PHOTO/Ministerio de Defensa – Misión española de formación a personal militar en Mali
PHOTO/Ministerio de Defensa – Spanish military training mission to Mali

This isolation is coming to an end with the military junta's latest decisions, which have been sufficient to get the green light from ECOWAS. In addition to committing to comply with the 2024 electoral calendar, the Malian military junta made public who will be in charge of revising the country's constitution and remodelled its electoral law to allow military personnel on the electoral lists, under the condition that they leave their posts four months beforehand. 

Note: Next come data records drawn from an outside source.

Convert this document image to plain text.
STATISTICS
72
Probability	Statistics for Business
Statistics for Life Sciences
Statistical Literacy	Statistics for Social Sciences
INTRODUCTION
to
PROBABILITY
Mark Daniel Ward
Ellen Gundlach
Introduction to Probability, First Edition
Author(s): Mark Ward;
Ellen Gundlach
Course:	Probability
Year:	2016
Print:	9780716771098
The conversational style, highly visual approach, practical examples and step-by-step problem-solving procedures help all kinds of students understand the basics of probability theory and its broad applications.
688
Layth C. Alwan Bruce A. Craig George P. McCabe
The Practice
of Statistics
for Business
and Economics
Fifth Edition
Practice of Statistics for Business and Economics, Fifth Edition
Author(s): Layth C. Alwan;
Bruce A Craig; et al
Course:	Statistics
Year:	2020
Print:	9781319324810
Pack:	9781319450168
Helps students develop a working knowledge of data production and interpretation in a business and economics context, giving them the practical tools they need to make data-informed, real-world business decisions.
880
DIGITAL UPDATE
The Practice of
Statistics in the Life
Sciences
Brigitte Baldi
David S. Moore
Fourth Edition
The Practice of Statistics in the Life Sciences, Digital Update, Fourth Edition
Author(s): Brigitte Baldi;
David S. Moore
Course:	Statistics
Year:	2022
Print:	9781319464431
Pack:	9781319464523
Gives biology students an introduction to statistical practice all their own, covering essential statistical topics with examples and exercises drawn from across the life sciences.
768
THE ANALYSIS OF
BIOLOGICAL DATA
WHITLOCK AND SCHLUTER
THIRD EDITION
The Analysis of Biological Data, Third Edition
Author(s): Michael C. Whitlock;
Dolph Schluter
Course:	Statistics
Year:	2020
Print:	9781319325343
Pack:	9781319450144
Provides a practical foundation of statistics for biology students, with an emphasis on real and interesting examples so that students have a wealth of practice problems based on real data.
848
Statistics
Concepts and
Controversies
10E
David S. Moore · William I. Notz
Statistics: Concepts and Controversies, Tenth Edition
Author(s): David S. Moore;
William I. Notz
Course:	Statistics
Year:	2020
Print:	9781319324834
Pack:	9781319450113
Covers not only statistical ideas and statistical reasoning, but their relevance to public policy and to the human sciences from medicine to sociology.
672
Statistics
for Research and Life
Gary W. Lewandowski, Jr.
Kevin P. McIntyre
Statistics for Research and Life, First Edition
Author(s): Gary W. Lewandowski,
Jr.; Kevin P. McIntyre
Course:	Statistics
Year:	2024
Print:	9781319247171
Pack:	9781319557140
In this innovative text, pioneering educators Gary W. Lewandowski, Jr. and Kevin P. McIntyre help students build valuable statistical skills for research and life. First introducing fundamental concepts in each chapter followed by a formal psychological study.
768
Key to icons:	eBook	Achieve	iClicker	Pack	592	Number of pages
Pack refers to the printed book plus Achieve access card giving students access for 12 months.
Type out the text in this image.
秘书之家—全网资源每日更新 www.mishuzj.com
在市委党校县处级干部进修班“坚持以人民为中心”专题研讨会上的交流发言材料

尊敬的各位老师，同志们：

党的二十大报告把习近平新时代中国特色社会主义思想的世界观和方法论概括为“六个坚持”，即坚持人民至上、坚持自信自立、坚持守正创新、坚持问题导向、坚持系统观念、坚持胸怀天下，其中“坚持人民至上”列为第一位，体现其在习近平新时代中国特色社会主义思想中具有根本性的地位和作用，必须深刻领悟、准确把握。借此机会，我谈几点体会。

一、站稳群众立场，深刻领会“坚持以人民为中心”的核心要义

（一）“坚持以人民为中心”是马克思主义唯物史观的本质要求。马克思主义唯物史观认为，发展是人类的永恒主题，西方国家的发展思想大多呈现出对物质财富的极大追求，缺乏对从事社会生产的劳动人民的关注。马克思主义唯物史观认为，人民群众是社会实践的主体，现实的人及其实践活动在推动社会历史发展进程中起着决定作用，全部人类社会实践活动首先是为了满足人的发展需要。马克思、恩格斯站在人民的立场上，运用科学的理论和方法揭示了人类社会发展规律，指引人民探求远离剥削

For de León Cobo, the balance of these changes is positive, "Especially for Malians in the short and medium term. They will no longer be strangled by this economic crisis. But in the long term, it seems that the military junta is going to stay for a long time and we are going to have to live with them", explains the analyst, who believes that the priority is the people and the country's well-being, before who presides over the government in Bamako.
"What is clear is that it is a very good sign that Mali has emerged from the impasse with its neighbours. However, lifting the sanctions means giving some support to the practices that are being committed in Mali. Wagner is killing civilians in Mali. I know that one should not mix security issues with politics, but at the end of the day it is the Junta that is doing these things," concludes Beatriz de León Cobo. 

AFP/AFP - Mapa que muestra las bases y operaciones militares en Malí, y los repliegues previstos
AFP/AFP - Map showing military bases and operations in Mali, and planned redeployments

These same issues to which de León Cobo refers are said to be behind the collapse of numerous avenues of cooperation between European countries and Mali. With the hostilities of the military junta and the unscrupulous collaboration with Wagner's mercenaries, more and more countries are withdrawing their training programmes in Mali, especially military ones. The best example is the presence of French troops in Operation Barkhane. France was the sole executive mission in Mali, but since the diplomatic turnaround with the military junta, it has relocated to the rest of the Sahel.

As for the G5 Sahel international cooperation framework, described by analysts as the best tool to fight the proliferation of armed groups in the Sahel, which Mali abandoned in May 2022, there is no indication that it will be revived. The enmities between Mali and Niger would prevent any future collaboration to control extremely porous borders.